A New Kind of Spirit
The immaterial world has been a recurring fascination throughout photographic history. Beginning in the mid nineteenth century, countless attempts were made to use photography to capture proof of ghosts, auras, and other “unnatural” presences. Nearly a decade ago, The Metropolitan Museum of Art hosted a large scale exhibition surveying photographic occult phenomena from the 1860’s onward in an attempt to “seek not only to present these extraordinary documents to the public, but to understand their raison d etre: to retrace the circumstances in which they were produced and to explore the prevailing hopes and beliefs to which they responded” (Montebello, Philippe de and Monterosso, Jean Luc. The perfect Medium: Photography and the Occult 2004 Yale University Press). The exhibition showcased hundreds of photographs ranging from literal depictions of ghosts, to abstract representations of the spirit emerging on x-rays, cyanotypes, in fluids, and on various other materials. As technology, media and general attitudes about the medium have shifted in more than a century, how does this fascination manifest itself today?

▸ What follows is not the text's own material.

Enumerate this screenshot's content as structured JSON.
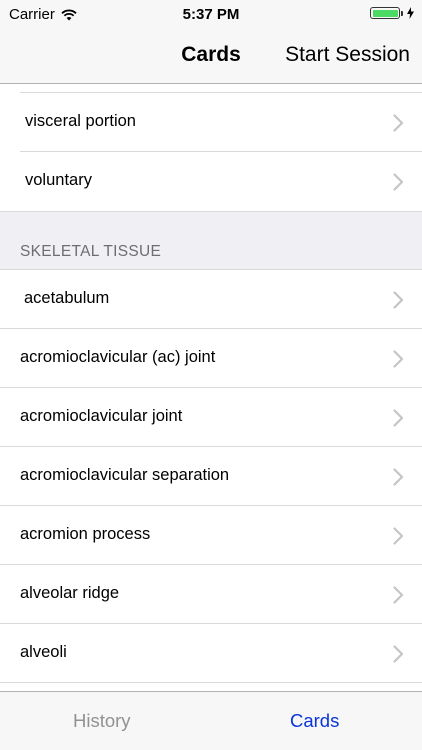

With Occultisms, our aim is explore how today’s generation of photographers address an expanded world of spiritual, ritual, and paranormal phenomena. While early occultist photographers may have used the medium as an attempt to prove the existence of supernatural entities, the photographers included in this exhibition largely use photography to comment on spiritual presence with some nod to, or recognition of how this was done in the past. Their process and approach is as varied as photography’s early days, but now expands to digital techniques, acknowledging, and correspondingly playing with photography’s inability to capture any sense of objective truth. The work in this exhibition tackles the spirit as it materializes in historical events, politics, pop culture and photographic process.